When James Whistler was two years old, he was asked why he’d disappeared from company and hidden under a table. ‘I’s drawrin,’ he replied. He started as he meant to go on. Daniel E. Sutherland’s well-appointed new biography of the American-born painter — whom Henry James described as a ‘queer little Londonised Southerner’ — keeps the attention there, making its central emphasis Whistler’s ferocious single-mindedness in the making of his art.
The striking thing is how much the other aspects of him — Whistler the rebel, Whistler the public combatant, Whistler the philanderer, the dandy, the show-off, the semi-delinquent father, the wit and conversationalist — fed into that rather than distracting from it. His dedication to art did not entail a retreat from the world but, rather, an energised engagement with it.
Whistler in this account seems both worldly and unworldly in different ways. He was hopeless with money and despite that, or only in part because of it, he was very interested in getting it. Dedicated to art for art’s sake, he was also dedicated to money for art’s sake. Even if that occasionally meant, as he said, making some money grinding out portraits of ‘the heads of blokes’ and ‘their pet ballet dancers’. Or, less conventionally, getting involved in an abortive scheme to sell steam-powered torpedo boats to Mexico and Peru for use against the Spanish naval blockade.
Whistler was extraordinarily modern in the way he marketed himself as an artist.

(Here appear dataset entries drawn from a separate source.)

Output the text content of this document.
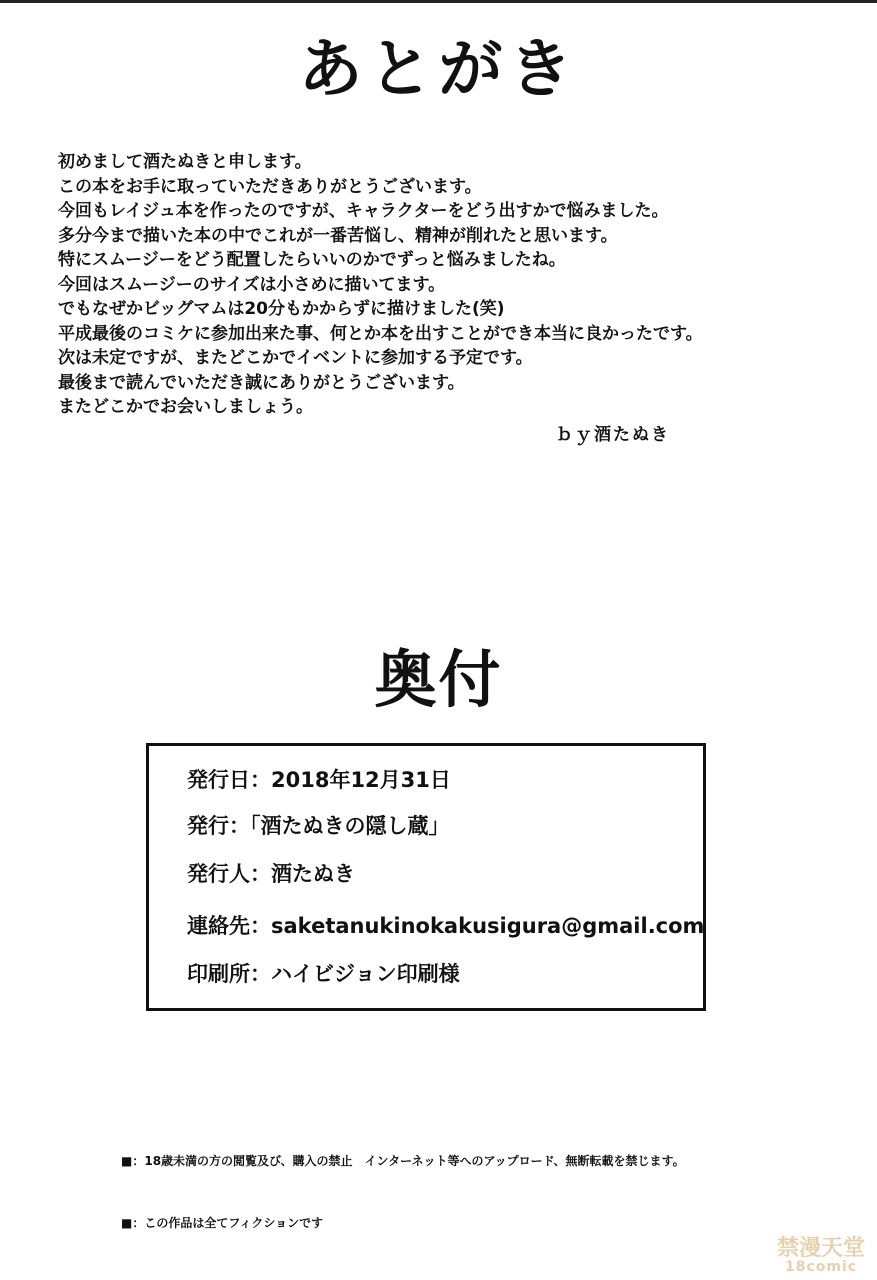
あとがき
初めまして酒たぬきと申します。
この本をお手に取っていただきありがとうございます。
今回もレイジュ本を作ったのですが、キャラクターをどう出すかで悩みました。
多分今まで描いた本の中でこれが一番苦悩し、精神が削れたと思います。
特にスムージーをどう配置したらいいのかでずっと悩みましたね。
今回はスムージーのサイズは小さめに描いてます。
でもなぜかビッグマムは20分もかからずに描けました(笑)
平成最後のコミケに参加出来た事、何とか本を出すことができ本当に良かったです。
次は未定ですが、またどこかでイベントに参加する予定です。
最後まで読んでいただき誠にありがとうございます。
またどこかでお会いしましょう。
ｂｙ酒たぬき
奥付
発行日：2018年12月31日
発行：「酒たぬきの隠し蔵」
発行人：酒たぬき
連絡先：saketanukinokakusigura@gmail.com
印刷所：ハイビジョン印刷様
■：18歳未満の方の閲覧及び、購入の禁止　インターネット等へのアップロード、無断転載を禁じます。
■：この作品は全てフィクションです
禁漫天堂
18comic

As Sutherland puts it, ‘he saw no difference between the creation and promotion of art’. He was, to bring in the cliché, determined to create the taste by which his work would be enjoyed, and that meant not only selling his art but creating himself as a singular artistic personality and promulgating his theories of art as a pamphleteer and lecturer.

He made himself a brand, signing himself — The Artist Formerly Known As Whistler? — with a butterfly logo.